Reading for Pleasure Wednesday: Tennessee Williams

A Cat on a Hot Tin Roof is brilliant, and better than the play or the movie. Williams’ introduction (included in the Signet edition, the one I read, and surely in at least some others) really is essential reading for any writer.

*

R means rage, resentment, regret, resistance, and of course Reeducation. Today my specific irritant is a condescending bourgeoise, but more generally it is the assumption of bourgeois chaos which is of course the principal sign under which Reeducation operated.

I am not well enough educated to be able to explain that sign and its operations but I see that I could become well enough educated to explain it if I were to study philosophy. I must do this.

For now I can say that I see darkly, that the reason Reeducation is a recurring theme here is not that it is an experience I cannot seem to get over, but that it is the air one breathes in this society which passes as normal and natural.

I suspect it is that, and not some mysterious woundedness in me, that causes the concepts exposed in Reeducation to continue to rear their ugly head(s). I shall turn my attention toward this question, which is a societal and philosophical question, as opposed to continuing to cannibalize my own heart and past over Reeducation’s R.

Axé.


6 thoughts on “Reading for Pleasure Wednesday: Tennessee Williams

  1. The concepts rear their heads because the problem is systemic, as you say. However, the fear of being bullied again might be linked to woundedness. I couldn’t be in the bourgeois workforce for many years because I knew I hadn’t recovered from my wound, which meant that I didn’t fully understand its cause or how to stop it happening again, among other things. Nonetheless, one does not create the problem out of one’s own head — it’s not as individual as that. Can you imagine this mode of bourgeois reasoning applied to the 20th century and its events? We would have to say that the holocaust of world war two happened because individual Jews, finding themselves to be masochistic, somehow co-ordinated themselves to enter concentration camps so that their essential desires could be fulfilled. And so on. That is what a completely individualised reading of human experience looks like.

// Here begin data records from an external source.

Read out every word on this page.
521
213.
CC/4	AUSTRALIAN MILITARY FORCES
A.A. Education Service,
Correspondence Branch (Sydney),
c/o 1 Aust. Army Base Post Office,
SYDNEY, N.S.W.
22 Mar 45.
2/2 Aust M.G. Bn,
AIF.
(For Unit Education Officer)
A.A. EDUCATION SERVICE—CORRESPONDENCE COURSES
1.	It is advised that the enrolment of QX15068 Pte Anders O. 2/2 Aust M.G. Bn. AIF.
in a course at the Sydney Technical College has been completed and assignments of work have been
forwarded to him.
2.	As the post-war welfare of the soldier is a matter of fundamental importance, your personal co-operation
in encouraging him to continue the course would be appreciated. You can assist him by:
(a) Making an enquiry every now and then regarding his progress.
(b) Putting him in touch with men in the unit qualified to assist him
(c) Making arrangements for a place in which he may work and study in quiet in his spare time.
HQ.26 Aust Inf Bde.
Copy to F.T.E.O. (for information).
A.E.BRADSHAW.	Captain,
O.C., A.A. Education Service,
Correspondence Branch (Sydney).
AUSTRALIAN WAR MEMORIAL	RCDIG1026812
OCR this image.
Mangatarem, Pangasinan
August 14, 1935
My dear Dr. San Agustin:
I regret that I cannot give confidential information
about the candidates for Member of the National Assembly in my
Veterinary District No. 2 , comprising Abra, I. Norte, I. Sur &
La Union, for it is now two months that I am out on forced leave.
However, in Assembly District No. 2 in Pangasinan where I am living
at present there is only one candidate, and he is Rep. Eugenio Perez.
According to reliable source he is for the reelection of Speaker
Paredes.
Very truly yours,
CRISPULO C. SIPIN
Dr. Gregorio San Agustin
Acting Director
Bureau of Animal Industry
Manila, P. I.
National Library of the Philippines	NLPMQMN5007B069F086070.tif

  2. Yes — this is what I explained to these interlocutors, who said yes, they knew, but they were trying to train themselves to actually take responsibility for their own chaos.

    What they do not see is that the typical person — at least the person I tend to socialize with — doesn’t have so much chaos and already takes responsibility for their actions. To tell them they have “invented their own reality” when in fact they have not is just rude. And presumptuous.

    I can handle the bourgeois workforce, but not the bourgeois social life … I hereby officially announce myself to be OUT.

  3. I couldn’t handle the bourgeois workforce since I didn’t understand it implicitly. My earlier schooling was not in terms of that culture.

    I think that when speaking to those imbued with bourgeois thinking (I hesitate to call it “philosophy”), there is a tendency for communication to become very screwed up, due to the different emotional valences that they give to different terms, compared to me. For instance, in your writing above, you speak of inventing your own reality in a negative sense, with negative connotations. However, it seems to me that to invent one’s own reality might be (although I cannot say for sure) the sense that the bourgeois type gives to “taking responsibility”. That is, not to invent one’s own reality could be seen, by them, as shying away from one’s responsibility. I am only talking about the emotional valence they could give to the idea, though. I’m not referring here to the consequences of this individualistic thinking. My views on that are revealed in the previous comment I made.

  4. The people I am complaining about need to learn that they DO in fact invent their own reality, in the following senses:

    Example 1. One of these people was turned down for admittance to our PhD program on academic grounds. He imagines it is for personal or political reasons and does in fact need to realize that this psychodrama is something he has invented.

    Example 2. The same person could invent himself a better reality by not attributing the low motives he attributes to people without justification, and by not justifying and defending outrageous behavior the way he does.

    HOWEVER he, while not doing either of things, preaches, for instance, to Jews about how they attracted the Holocaust to themselves by emitting negative energy. [He didn’t actually say THAT, but he constantly discourses on how problems beyond the control of an individual have in fact been created by them and should be controlled by them.]

  5. Yes, it seems paradoxical, doesn’t it — the reduction of everything that happens down to being the responsibility of the individual, except when something happens to you, personally, that you do not like, and then “it’s the system! it’s the system!”

    One wishes, at least, for some moral consistency, but rarely does one see any.